Le geste un peu tendu, le chœur brouillon, dépareillé par des pupîtres féminins acides, un Gewandhaus qui joue avec un recueillement certain que le violon de Gerhard Bosse avive encore, un quatuor emporté par Peter Schreier qui semble un Evangéliste face au velours d’Anna Tomowa-Sintow tout juste découverte ; cela nous fait un document, c’est certain, mais une version de second rayon pour un chef-d’œuvre si enregistré.

Au Musikverein, les 18 et 19 avril 1985, Michael Gielen creuse l’espace de l’immense assemblée, conduit dès le Kyrie une prière orante, une célébration d’une force spirituelle peu commune qui étreint. Quelle surprise de voir ce parangon de la modernité retrouver les tempos des grands anciens, leurs phrasés longs, leurs chœurs sculptés.

À mesure qu’on entre dans ce temple, des perspectives vertigineuses se dévoilent, emportant un quatuor ardent ; la complexité de l’écriture, ses polyphonies savantes que Gielen souligne, rappellent qu’ici Beethoven non seulement se souvient de Bach mais espère l’y égaler ; les envols d’Alison Hargan, soprano magnifique à la trop courte carrière ! … tout participe d’une messe bouleversante qui d’abord se veut prière, car Gielen refuse l’idée d’un hymne non pas à Dieu mais à l’être suprême, il embrasse la dimension mystique, nous convie à un mystère d’une envoûtante beauté, l’émotion de ce concert allant plus loin que son autre version (également captée en public, et filmée d’ailleurs). Qui est le violon qui déploie un chant si expressif dans le Benedictus ? Mystère … en aucun cas, vous ne devez vous passer de cet ajout majeur à la discographie de Michael Gielen.

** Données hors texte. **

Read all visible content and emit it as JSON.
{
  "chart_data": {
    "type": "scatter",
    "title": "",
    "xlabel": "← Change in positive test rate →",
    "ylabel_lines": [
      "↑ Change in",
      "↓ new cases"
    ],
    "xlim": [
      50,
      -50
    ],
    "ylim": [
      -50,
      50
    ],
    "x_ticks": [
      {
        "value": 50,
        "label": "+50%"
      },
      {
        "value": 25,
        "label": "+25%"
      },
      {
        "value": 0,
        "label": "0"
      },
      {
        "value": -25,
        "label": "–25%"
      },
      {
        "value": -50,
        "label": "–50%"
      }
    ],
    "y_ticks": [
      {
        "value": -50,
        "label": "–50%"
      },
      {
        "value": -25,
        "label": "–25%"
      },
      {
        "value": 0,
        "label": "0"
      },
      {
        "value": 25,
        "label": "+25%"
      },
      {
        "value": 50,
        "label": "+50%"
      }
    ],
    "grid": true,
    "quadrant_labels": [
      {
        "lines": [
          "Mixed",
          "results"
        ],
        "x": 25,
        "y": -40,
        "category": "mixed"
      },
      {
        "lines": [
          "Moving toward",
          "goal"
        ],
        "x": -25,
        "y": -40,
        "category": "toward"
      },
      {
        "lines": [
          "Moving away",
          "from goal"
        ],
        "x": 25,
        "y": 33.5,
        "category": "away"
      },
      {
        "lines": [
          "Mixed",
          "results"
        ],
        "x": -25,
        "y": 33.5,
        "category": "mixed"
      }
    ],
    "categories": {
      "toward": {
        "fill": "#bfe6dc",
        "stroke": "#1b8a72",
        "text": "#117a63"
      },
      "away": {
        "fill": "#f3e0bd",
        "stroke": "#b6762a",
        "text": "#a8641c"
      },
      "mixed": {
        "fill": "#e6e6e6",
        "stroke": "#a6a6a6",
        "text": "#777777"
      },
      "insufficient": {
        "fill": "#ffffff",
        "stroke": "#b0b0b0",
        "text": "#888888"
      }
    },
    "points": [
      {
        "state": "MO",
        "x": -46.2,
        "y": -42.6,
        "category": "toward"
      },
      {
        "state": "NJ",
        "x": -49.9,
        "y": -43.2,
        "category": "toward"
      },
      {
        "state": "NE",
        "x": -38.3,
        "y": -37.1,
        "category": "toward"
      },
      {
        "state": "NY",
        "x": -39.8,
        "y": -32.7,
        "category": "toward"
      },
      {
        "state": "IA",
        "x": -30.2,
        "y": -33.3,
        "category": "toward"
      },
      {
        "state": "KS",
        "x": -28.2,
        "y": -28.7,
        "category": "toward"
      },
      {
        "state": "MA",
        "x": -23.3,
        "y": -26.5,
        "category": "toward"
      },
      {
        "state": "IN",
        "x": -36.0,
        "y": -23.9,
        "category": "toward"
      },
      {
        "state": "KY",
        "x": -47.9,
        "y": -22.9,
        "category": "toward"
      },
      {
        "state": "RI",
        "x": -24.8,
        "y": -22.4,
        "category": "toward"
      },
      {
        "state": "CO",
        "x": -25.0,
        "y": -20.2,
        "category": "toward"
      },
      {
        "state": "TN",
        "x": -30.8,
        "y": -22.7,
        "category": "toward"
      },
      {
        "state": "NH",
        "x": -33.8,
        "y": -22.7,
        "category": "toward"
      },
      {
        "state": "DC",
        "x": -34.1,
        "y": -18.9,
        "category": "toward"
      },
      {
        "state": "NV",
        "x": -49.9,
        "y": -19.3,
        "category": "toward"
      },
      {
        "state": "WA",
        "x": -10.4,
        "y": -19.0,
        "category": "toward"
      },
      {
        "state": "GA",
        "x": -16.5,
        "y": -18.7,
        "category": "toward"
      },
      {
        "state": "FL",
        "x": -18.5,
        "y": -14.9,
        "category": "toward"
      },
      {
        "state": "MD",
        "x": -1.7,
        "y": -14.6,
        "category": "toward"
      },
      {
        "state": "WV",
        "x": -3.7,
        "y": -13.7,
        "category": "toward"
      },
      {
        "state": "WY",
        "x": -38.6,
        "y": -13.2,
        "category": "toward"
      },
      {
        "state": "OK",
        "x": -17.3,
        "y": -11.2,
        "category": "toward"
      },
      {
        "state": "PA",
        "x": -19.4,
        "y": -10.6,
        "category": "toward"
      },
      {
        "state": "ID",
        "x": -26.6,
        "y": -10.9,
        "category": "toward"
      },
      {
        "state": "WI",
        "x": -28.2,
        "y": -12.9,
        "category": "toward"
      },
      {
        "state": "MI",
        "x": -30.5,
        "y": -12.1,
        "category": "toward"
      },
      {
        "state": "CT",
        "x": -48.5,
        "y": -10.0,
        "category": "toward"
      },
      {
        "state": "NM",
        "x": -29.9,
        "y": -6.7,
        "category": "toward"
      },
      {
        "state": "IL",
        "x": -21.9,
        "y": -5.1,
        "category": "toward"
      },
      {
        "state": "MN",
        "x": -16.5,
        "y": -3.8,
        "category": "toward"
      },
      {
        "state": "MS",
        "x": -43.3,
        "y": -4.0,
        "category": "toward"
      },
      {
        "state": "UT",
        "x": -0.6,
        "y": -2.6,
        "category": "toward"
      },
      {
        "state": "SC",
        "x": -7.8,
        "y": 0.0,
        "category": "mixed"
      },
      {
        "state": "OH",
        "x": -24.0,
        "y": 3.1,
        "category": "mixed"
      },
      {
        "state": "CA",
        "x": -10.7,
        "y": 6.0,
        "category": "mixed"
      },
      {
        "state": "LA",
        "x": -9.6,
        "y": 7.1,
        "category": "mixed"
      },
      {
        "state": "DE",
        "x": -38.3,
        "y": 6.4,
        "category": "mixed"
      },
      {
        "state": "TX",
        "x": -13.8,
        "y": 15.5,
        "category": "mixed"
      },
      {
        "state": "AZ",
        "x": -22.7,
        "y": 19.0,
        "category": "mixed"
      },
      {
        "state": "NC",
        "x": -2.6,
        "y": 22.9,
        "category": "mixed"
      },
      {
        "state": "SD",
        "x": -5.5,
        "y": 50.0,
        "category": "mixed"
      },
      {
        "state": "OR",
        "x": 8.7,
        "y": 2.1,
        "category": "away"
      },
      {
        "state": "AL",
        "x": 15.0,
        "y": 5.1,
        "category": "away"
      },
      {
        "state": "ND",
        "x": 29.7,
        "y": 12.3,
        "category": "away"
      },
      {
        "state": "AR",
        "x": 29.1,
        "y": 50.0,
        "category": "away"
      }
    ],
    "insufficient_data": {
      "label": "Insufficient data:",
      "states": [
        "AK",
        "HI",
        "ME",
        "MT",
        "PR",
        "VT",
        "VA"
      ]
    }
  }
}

BBC Legends avait publié voici quelques années une stupéfiante Missa solemnis donnée le 23 février 1961 par Jascha Horenstein avec les forces de la BBC au Maida Vale Studio de Londres, l’acoustique sèche du lieu en déparant l’enregistrement, mais voici que Pristine Audio révèle la captation du concert donnée le 11 octobre 1958 au Victoria Hall de Leeds à l’occasion du Festival.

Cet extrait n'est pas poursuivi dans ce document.